From c76f1344a525c009bbdf3747c1595fd78c7a367e Mon Sep 17 00:00:00 2001
From: "Ryan C. Thompson" <rct@thompsonclan.org>
Date: Wed, 5 Nov 2014 23:46:47 -0800
Subject: [PATCH 1/3] Avoid leaking file descriptors

This change prevents img2pdf from opening *all* input files at once,
which means it now works with thousands of input files.
---
 src/img2pdf.py | 6 ++++--
 1 file changed, 4 insertions(+), 2 deletions(-)

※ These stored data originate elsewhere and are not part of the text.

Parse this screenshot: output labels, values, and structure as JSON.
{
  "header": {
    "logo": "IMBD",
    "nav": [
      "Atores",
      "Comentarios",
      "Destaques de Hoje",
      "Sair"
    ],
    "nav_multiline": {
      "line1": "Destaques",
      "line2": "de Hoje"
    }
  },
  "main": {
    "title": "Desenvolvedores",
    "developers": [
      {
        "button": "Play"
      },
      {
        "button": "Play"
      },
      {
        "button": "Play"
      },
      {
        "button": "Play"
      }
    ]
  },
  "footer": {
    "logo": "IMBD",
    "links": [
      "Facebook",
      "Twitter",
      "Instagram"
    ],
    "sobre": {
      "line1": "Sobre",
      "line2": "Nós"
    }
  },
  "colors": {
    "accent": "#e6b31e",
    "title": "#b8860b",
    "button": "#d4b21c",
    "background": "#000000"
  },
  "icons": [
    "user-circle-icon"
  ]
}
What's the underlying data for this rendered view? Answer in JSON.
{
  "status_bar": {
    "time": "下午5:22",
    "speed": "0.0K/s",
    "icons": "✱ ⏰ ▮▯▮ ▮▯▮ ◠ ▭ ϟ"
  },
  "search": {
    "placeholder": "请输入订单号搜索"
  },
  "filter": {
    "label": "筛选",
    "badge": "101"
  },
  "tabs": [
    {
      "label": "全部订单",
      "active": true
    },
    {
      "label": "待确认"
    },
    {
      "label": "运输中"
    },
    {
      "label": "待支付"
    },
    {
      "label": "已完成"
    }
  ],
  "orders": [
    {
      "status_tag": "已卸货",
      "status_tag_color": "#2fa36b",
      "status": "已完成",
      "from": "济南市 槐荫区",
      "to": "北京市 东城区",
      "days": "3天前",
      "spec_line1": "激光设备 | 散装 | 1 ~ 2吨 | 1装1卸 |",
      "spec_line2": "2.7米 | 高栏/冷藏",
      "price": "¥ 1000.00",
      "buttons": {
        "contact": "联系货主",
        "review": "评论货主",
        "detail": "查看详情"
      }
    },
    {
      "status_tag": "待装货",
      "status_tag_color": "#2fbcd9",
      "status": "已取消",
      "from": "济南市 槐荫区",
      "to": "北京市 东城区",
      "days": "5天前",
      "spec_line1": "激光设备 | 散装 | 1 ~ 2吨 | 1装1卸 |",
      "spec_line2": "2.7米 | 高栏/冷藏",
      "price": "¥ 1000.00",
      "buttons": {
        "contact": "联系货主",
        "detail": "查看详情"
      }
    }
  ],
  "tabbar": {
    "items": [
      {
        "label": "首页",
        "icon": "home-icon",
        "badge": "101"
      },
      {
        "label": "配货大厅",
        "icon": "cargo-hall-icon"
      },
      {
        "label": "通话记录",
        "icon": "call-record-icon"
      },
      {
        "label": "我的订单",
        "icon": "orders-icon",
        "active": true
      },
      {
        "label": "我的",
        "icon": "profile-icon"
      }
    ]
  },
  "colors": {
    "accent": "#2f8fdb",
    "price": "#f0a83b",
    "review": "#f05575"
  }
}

diff --git a/src/img2pdf.py b/src/img2pdf.py
index ae6a9fd..16745c7 100755
--- a/src/img2pdf.py
+++ b/src/img2pdf.py
@@ -204,7 +204,9 @@ def convert(images, dpi, x, y, title=None, author=None, creator=None, producer=N
     pdf = pdfdoc(3, title, author, creator, producer, creationdate,
                  moddate, subject, keywords)
 
-    for im in images:
+    for imfilename in images:
+        debug_out("Reading %s"%imfilename, verbose)
+        im = open(imfilename, "rb")
         rawdata = im.read()
         im.seek(0)
         try:
@@ -295,7 +297,7 @@ def valid_date(string):
 parser = argparse.ArgumentParser(
     description='Lossless conversion/embedding of images (in)to pdf')
 parser.add_argument(
-    'images', metavar='infile', type=argparse.FileType('rb'),
+    'images', metavar='infile', type=str,
     nargs='+', help='input file(s)')
 parser.add_argument(
     '-o', '--output', metavar='out', type=argparse.FileType('wb'),

From b726afbb5ad07144df381cdd859b4c8f7010c472 Mon Sep 17 00:00:00 2001
From: "Ryan C. Thompson" <rct@thompsonclan.org>
Date: Wed, 5 Nov 2014 23:47:42 -0800
Subject: [PATCH 2/3] Convert unrecognized colorspaces to RGB

Instead of crashing on an unrecognized colorspace, we now do
imgdata.convert('RGB').
---
 src/img2pdf.py | 7 +++++++
 1 file changed, 7 insertions(+)

diff --git a/src/img2pdf.py b/src/img2pdf.py
index 16745c7..24e92a3 100755
--- a/src/img2pdf.py
+++ b/src/img2pdf.py
@@ -265,8 +265,15 @@ def convert(images, dpi, x, y, title=None, author=None, creator=None, producer=N
         else:
             # because we do not support /CCITTFaxDecode
             if color == '1':
+                debug_out("Converting colorspace 1 to L", verbose)
                 imgdata = imgdata.convert('L')
                 color = 'L'
+            elif color in ("RGB", "L"):
+                debug_out("Colorspace is OK: %s"%color, verbose)
+            else:
+                debug_out("Converting colorspace %s to RGB"%color, verbose)
+                imgdata = imgdata.convert('RGB')
+                color = imgdata.mode
             imgdata = zlib.compress(imgdata.tostring())
 
         # pdf units = 1/72 inch

From d09cd0f1973724f1a1eb6656176762398819a539 Mon Sep 17 00:00:00 2001
From: "Ryan C. Thompson" <rct@thompsonclan.org>
Date: Thu, 6 Nov 2014 00:53:16 -0800
Subject: [PATCH 3/3] Use "with" to open and close input files

---
 src/img2pdf.py | 82 ++++++++++++++++++++++++--------------------------
 1 file changed, 40 insertions(+), 42 deletions(-)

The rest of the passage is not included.